Models were illustrated and analysis discussed


Comments and notes:

·                     Models 1 and 2 primarily focused on displacements.  Model 3 focusing on dynamics.

·                     They believed load spectrum is too high which drives margin to be high – “need coupled load analysis

·                     Grid stiffness not included in Hytec modeling

·                     The modeling and testing has not taken in to account CLA and any impact spectrum impact that may occur

·                     Mode shape and frequencies observed in the FEM modeling

o        Mode 1&2 (tipping)  - near 90 Hz

o        Mode 3 (plunge) – near 235 Hz

o        Mode 4 (twist) – near 260 hz

o        Mode 5 (c.g. rock) – near 320 Hz

·                     Work on getting sample to GSFC – 1”cut from 16”bar

·                     Design rules – The design rules came from NASA guidelines

·                     Model conversion – Keep it going as planned


Actions of Meeting:

§         Add Hytec reports on FEA modeling to our website.

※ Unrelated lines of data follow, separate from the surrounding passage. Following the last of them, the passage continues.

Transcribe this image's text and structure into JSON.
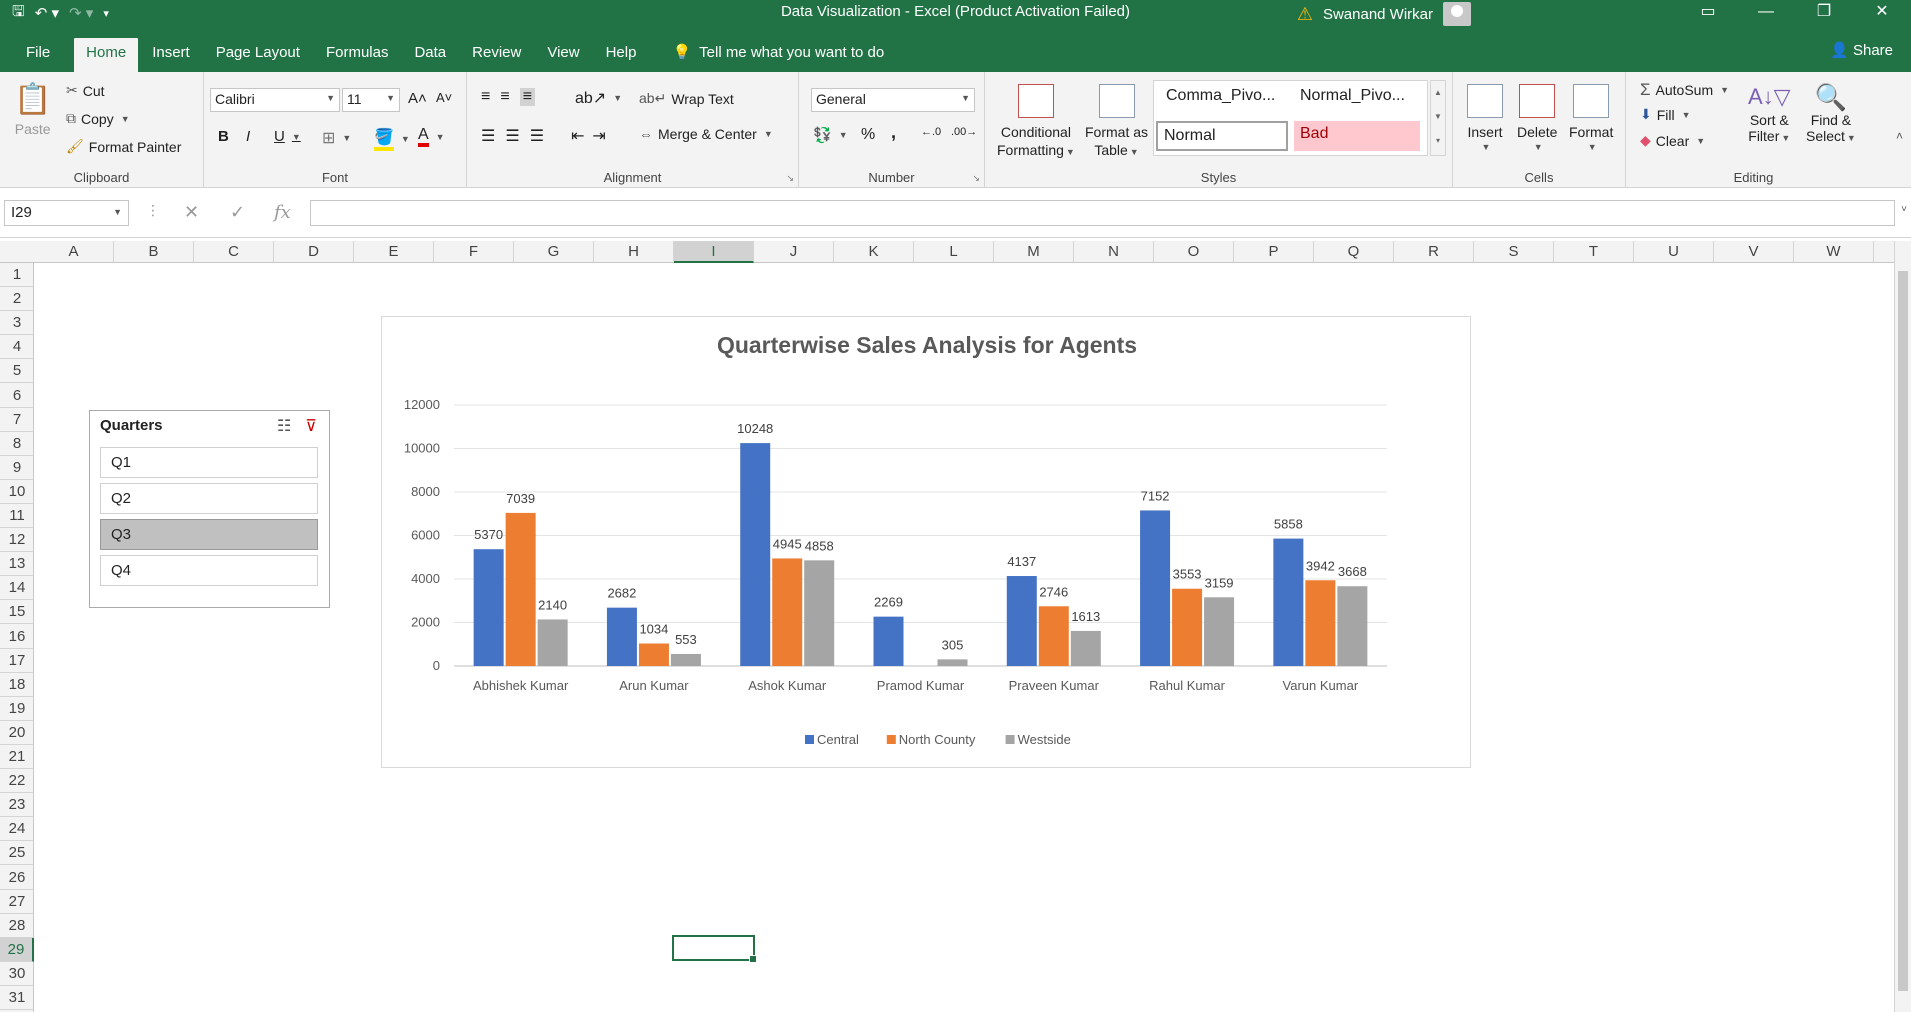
{
  "window": {
    "title": "Data Visualization  -  Excel (Product Activation Failed)",
    "user": "Swanand Wirkar"
  },
  "tabs": {
    "file": "File",
    "home": "Home",
    "insert": "Insert",
    "page_layout": "Page Layout",
    "formulas": "Formulas",
    "data": "Data",
    "review": "Review",
    "view": "View",
    "help": "Help",
    "tell_me": "Tell me what you want to do",
    "share": "Share"
  },
  "clipboard": {
    "paste": "Paste",
    "cut": "Cut",
    "copy": "Copy",
    "format_painter": "Format Painter",
    "label": "Clipboard"
  },
  "font": {
    "name": "Calibri",
    "size": "11",
    "bold": "B",
    "italic": "I",
    "underline": "U",
    "label": "Font"
  },
  "alignment": {
    "wrap_text": "Wrap Text",
    "merge_center": "Merge & Center",
    "label": "Alignment"
  },
  "number": {
    "format": "General",
    "percent": "%",
    "comma": ",",
    "label": "Number"
  },
  "styles": {
    "conditional": "Conditional",
    "conditional2": "Formatting",
    "format_as": "Format as",
    "format_as2": "Table",
    "comma_pivot": "Comma_Pivo...",
    "normal_pivot": "Normal_Pivo...",
    "normal": "Normal",
    "bad": "Bad",
    "label": "Styles"
  },
  "cells": {
    "insert": "Insert",
    "delete": "Delete",
    "format": "Format",
    "label": "Cells"
  },
  "editing": {
    "autosum": "AutoSum",
    "fill": "Fill",
    "clear": "Clear",
    "sort_filter": "Sort &",
    "sort_filter2": "Filter",
    "find_select": "Find &",
    "find_select2": "Select",
    "label": "Editing"
  },
  "formula_bar": {
    "name_box": "I29",
    "fx": "fx",
    "value": ""
  },
  "grid": {
    "columns": [
      "A",
      "B",
      "C",
      "D",
      "E",
      "F",
      "G",
      "H",
      "I",
      "J",
      "K",
      "L",
      "M",
      "N",
      "O",
      "P",
      "Q",
      "R",
      "S",
      "T",
      "U",
      "V",
      "W"
    ],
    "selected_column": "I",
    "rows": [
      "1",
      "2",
      "3",
      "4",
      "5",
      "6",
      "7",
      "8",
      "9",
      "10",
      "11",
      "12",
      "13",
      "14",
      "15",
      "16",
      "17",
      "18",
      "19",
      "20",
      "21",
      "22",
      "23",
      "24",
      "25",
      "26",
      "27",
      "28",
      "29",
      "30",
      "31"
    ],
    "selected_row": "29"
  },
  "slicer": {
    "title": "Quarters",
    "items": [
      "Q1",
      "Q2",
      "Q3",
      "Q4"
    ],
    "selected": "Q3"
  },
  "chart_data": {
    "type": "bar",
    "title": "Quarterwise Sales Analysis for Agents",
    "categories": [
      "Abhishek Kumar",
      "Arun Kumar",
      "Ashok Kumar",
      "Pramod Kumar",
      "Praveen Kumar",
      "Rahul Kumar",
      "Varun Kumar"
    ],
    "series": [
      {
        "name": "Central",
        "color": "#4472c4",
        "values": [
          5370,
          2682,
          10248,
          2269,
          4137,
          7152,
          5858
        ]
      },
      {
        "name": "North County",
        "color": "#ed7d31",
        "values": [
          7039,
          1034,
          4945,
          null,
          2746,
          3553,
          3942
        ]
      },
      {
        "name": "Westside",
        "color": "#a5a5a5",
        "values": [
          2140,
          553,
          4858,
          305,
          1613,
          3159,
          3668
        ]
      }
    ],
    "ylim": [
      0,
      12000
    ],
    "yticks": [
      "0",
      "2000",
      "4000",
      "6000",
      "8000",
      "10000",
      "12000"
    ],
    "grid": true,
    "legend": "bottom"
  }
}
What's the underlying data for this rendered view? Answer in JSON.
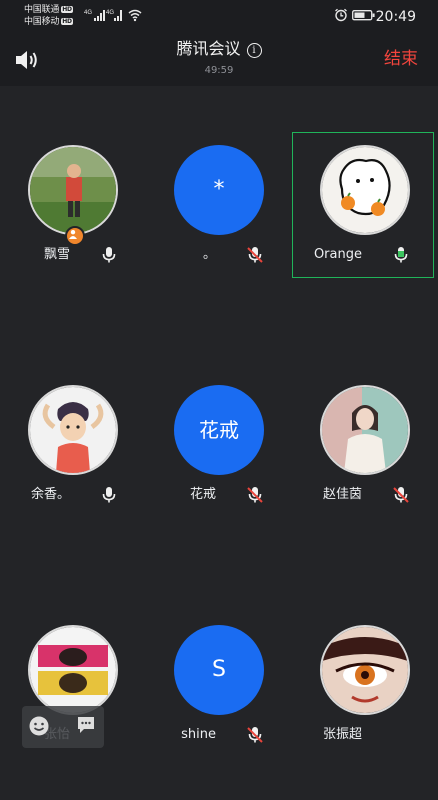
{
  "status_bar": {
    "carrier_1": "中国联通",
    "carrier_2": "中国移动",
    "hd_label": "HD",
    "network_1": "4G",
    "network_2": "4G",
    "time": "20:49"
  },
  "header": {
    "title": "腾讯会议",
    "info_glyph": "i",
    "timer": "49:59",
    "end_label": "结束"
  },
  "participants": [
    {
      "name": "飘雪",
      "mic": "on",
      "avatar": "photo"
    },
    {
      "name": "。",
      "mic": "muted",
      "avatar": "initial",
      "initial": "*"
    },
    {
      "name": "Orange",
      "mic": "speaking",
      "avatar": "photo",
      "active": true
    },
    {
      "name": "余香。",
      "mic": "on",
      "avatar": "photo"
    },
    {
      "name": "花戒",
      "mic": "muted",
      "avatar": "initial",
      "initial": "花戒"
    },
    {
      "name": "赵佳茵",
      "mic": "muted",
      "avatar": "photo"
    },
    {
      "name": "张怡",
      "mic": "none",
      "avatar": "photo"
    },
    {
      "name": "shine",
      "mic": "muted",
      "avatar": "initial",
      "initial": "S"
    },
    {
      "name": "张振超",
      "mic": "none",
      "avatar": "photo"
    }
  ],
  "colors": {
    "background": "#232427",
    "avatar_blue": "#1a6cf2",
    "end_red": "#f2453d",
    "speaking_green": "#20b45a",
    "muted_red": "#e8453c"
  }
}
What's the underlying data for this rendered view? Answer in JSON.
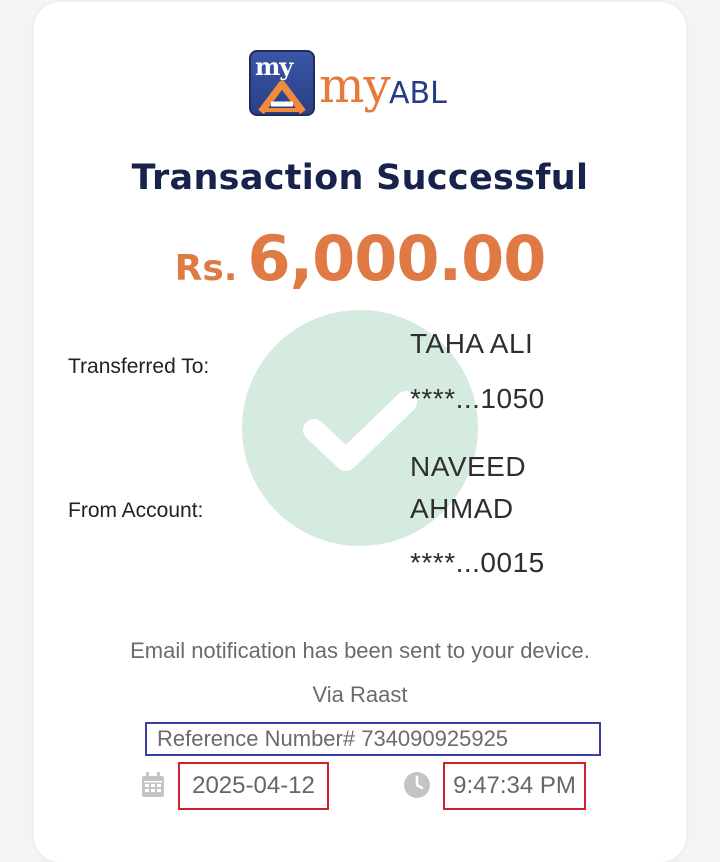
{
  "logo": {
    "box_text": "my",
    "brand_my": "my",
    "brand_abl": "ABL",
    "colors": {
      "orange": "#e57a3c",
      "navy": "#243b8a"
    }
  },
  "title": "Transaction Successful",
  "amount": {
    "currency": "Rs.",
    "value": "6,000.00"
  },
  "transferred_to": {
    "label": "Transferred To:",
    "name": "TAHA ALI",
    "account": "****...1050"
  },
  "from_account": {
    "label": "From Account:",
    "name_line1": "NAVEED",
    "name_line2": "AHMAD",
    "account": "****...0015"
  },
  "notification": "Email notification has been sent to your device.",
  "via": "Via Raast",
  "reference": "Reference Number# 734090925925",
  "date": "2025-04-12",
  "time": "9:47:34 PM",
  "icons": {
    "success": "check-icon",
    "date": "calendar-icon",
    "time": "clock-icon"
  }
}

§         Plan to continue:

o        SLAC:    Get grid stiffness to Hytec ASAP

§         Get grid stiffness to Hytec ASAP

§         Get CLA to Tracker interface to Hytec ASAP

§         Fund Hytec to include partial grid in their FEA model.

o        Hytec:

B.       Compare model 3 (current version) results with 6/19 results.

C.       Investigate –1 & -2 corner bolts to see redistribution at strain/stress/loads.

D.      Determine stress/strain levels in bottom tray corners from results at model 3.

E.       Hand calc or detail corner from model.

F.       Apply proposed solutions to model 3.

G.       Repeat C&D for proposed solutions

H.      Show additional margins.



·         The model appears to be assembled correctly, test results appear to correlate well with model 2.

·         The mode shapes and deflection patterns of the models appears match expectations and reinforce the need to look closer at the stress levels in the area of the failure.

·         Analysis is not as mature as necessary to instill a sense of understanding of the failure and associated margins in and around the area of the failure.  Either a refined FEM model or an extraction of FEA results for use in hand calculations needs to be performed to demonstrate the stress and strain relationships associated with the failure.

·         There should be review points established at completion of points C, E, and H of the actions plan presented above.